I have one question. Which one of these is correct

The math's teacher
The maths' teacher
The maths teacher

You never need to use an apostrophe here.
The English teacher.
The music teacher.
The math teacher.
(Or: The maths teacher.)

emsr2d2 said:
2) We don't put a colon before reported speech.
Agreed, but we can use a comma.
He said,Divide nine apples between you and your brother."

Cheers!
 
In the US we would write - the mathematics teacher. If was informal (friend to friend), the math teacher.
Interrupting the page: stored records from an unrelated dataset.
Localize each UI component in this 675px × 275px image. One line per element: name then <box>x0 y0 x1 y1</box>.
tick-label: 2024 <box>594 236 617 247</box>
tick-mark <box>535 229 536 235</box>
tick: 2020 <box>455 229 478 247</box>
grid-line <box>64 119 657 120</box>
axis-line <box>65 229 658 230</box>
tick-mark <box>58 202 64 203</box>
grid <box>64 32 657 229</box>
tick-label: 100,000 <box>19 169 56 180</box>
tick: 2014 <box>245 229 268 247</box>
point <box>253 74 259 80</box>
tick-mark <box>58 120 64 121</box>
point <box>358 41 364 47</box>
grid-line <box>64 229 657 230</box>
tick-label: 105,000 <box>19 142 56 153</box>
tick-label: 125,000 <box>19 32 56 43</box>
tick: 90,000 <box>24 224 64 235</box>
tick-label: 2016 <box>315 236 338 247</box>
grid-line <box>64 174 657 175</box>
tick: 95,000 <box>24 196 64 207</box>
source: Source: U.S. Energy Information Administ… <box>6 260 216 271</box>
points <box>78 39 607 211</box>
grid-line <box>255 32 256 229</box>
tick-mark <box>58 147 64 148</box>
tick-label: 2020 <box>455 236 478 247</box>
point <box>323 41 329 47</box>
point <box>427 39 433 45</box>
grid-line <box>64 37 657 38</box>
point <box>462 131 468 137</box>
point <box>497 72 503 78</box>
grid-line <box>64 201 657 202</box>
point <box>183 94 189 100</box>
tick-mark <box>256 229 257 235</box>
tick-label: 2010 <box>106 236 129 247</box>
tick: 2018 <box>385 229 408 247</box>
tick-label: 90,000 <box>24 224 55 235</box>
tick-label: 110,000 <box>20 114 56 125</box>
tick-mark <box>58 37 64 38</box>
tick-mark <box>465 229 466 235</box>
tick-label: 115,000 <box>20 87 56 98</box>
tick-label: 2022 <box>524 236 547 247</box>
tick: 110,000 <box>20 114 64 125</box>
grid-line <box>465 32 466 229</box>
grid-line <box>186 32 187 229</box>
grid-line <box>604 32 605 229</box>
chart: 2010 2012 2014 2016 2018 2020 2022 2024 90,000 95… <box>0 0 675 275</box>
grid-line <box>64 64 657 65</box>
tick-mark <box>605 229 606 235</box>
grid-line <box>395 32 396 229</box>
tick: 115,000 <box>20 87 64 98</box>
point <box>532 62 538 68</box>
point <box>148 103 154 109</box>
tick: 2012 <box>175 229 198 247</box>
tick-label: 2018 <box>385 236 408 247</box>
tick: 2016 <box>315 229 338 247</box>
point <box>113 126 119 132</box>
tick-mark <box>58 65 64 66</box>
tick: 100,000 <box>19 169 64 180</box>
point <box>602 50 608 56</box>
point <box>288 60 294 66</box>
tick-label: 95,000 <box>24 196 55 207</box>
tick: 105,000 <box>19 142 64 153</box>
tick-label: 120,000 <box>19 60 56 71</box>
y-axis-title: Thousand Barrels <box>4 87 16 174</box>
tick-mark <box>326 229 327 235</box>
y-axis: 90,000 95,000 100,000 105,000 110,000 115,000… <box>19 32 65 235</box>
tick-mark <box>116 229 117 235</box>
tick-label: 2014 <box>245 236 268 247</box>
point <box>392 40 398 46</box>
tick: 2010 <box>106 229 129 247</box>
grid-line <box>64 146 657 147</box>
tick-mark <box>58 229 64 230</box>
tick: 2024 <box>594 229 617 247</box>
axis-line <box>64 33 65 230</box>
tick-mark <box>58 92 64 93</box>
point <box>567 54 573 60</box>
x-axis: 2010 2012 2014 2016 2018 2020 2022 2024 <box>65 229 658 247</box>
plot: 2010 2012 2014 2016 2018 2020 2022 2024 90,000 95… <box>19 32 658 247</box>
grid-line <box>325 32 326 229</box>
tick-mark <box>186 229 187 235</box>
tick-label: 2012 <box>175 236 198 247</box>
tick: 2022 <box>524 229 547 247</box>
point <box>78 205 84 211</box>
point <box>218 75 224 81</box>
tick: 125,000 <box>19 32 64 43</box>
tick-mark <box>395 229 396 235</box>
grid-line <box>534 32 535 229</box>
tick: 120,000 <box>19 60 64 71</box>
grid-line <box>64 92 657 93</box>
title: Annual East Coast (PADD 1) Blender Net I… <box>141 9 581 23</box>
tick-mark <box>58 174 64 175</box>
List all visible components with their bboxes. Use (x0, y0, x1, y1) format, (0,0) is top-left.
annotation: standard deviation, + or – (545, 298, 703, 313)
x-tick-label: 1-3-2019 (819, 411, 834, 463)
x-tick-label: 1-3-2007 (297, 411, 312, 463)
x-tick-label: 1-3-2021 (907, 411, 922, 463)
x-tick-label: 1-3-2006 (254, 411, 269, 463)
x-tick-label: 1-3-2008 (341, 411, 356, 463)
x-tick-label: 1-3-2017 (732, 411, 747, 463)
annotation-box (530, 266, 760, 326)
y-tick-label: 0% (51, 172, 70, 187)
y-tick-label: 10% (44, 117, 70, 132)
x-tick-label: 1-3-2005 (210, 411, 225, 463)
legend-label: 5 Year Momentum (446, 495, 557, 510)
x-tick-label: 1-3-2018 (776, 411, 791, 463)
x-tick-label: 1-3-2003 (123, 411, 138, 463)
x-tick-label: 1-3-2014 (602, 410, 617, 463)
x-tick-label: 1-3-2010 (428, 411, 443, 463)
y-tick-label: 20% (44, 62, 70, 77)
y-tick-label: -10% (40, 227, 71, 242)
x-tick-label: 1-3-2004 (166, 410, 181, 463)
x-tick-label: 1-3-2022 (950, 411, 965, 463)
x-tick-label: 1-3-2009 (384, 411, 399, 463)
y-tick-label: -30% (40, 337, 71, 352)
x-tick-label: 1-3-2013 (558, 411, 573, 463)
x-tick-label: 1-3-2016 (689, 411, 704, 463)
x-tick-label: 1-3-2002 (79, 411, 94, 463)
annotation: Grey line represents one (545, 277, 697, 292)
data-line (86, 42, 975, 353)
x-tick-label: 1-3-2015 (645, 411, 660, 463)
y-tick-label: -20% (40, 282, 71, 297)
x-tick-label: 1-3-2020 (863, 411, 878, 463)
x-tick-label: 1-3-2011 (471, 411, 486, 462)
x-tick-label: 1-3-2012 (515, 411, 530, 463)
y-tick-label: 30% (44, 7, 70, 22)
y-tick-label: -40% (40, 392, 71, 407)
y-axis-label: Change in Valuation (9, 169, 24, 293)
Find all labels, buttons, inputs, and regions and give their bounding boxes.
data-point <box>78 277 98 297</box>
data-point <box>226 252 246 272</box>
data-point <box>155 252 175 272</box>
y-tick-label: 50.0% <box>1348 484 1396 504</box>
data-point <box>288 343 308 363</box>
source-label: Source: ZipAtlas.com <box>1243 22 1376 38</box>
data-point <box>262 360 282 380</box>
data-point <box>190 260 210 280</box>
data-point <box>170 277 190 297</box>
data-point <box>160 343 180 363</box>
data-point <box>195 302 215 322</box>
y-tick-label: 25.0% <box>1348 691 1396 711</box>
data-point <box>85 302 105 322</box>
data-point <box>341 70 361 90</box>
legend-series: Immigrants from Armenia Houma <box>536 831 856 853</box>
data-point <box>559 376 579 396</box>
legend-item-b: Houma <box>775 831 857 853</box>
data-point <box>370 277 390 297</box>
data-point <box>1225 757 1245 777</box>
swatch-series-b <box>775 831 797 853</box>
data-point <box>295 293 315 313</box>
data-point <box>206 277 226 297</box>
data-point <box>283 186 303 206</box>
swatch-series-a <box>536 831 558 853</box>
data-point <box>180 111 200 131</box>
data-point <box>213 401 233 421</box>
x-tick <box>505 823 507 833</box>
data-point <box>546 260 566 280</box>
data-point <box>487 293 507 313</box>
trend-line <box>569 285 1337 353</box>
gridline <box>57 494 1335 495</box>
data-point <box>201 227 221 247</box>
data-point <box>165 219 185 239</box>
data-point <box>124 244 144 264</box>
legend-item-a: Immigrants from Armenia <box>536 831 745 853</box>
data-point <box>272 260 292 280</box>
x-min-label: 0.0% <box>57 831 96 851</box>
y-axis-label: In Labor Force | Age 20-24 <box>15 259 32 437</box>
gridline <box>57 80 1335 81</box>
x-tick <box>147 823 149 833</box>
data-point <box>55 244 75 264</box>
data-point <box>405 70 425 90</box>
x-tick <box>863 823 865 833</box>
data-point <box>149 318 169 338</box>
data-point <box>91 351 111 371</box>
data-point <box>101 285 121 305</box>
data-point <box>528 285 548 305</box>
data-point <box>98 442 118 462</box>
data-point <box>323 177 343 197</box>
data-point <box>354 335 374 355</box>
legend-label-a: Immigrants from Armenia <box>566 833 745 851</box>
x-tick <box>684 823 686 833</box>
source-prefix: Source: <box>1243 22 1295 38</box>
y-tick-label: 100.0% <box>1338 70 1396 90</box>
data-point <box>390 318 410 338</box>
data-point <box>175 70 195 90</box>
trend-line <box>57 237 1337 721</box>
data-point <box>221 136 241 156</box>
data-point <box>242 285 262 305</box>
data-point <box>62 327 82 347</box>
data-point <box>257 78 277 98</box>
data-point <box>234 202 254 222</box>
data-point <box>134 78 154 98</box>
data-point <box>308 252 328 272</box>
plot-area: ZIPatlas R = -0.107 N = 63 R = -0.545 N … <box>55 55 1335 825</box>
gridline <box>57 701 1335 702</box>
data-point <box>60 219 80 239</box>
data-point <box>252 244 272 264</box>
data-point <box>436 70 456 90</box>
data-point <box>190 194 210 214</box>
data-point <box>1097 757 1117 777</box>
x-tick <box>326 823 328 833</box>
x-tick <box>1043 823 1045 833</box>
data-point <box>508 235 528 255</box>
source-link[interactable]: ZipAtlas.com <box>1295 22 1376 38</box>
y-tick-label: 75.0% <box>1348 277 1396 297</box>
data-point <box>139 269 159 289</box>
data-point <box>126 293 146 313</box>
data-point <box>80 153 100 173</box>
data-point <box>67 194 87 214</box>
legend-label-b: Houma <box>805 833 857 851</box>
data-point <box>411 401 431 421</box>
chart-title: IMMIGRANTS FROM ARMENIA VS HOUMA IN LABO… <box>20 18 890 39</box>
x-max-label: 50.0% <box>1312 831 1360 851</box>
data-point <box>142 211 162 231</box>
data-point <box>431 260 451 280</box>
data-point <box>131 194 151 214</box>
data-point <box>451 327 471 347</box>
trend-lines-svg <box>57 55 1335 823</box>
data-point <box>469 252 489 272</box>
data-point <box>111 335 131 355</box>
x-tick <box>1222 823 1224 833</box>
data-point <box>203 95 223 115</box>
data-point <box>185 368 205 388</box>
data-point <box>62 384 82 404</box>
I assume that there is another way to do this in British English.

Mathematics sounds very formal in BrE these days.

Yes: Math = Am E but Maths = BrE.
 
I thought I should write the indirect speech as it is done below

He said, '
Divide nine apples between you and your brother.'



 
I thought I should write the indirect speech as it is done below

He said, '
Divide nine apples between you and your brother.'


That's not indirect speech, that's direct speech. Indirect speech would be:

He told me that he wanted me to divide nine apples between myself and my brother.
 
Agreed, but we can use a comma.
He said,Divide nine apples between you and your brother."

Cheers!

Thanks. Apologies for that - I have no idea what happened to my use of commas when I amended the original post. I guess I was just too busy deleting colons! ;-)
 
I thought I should write the direct speech as it is done below

He said, '
Divide nine apples between you and your brother.'

_
 
Thank you guys I understand it well.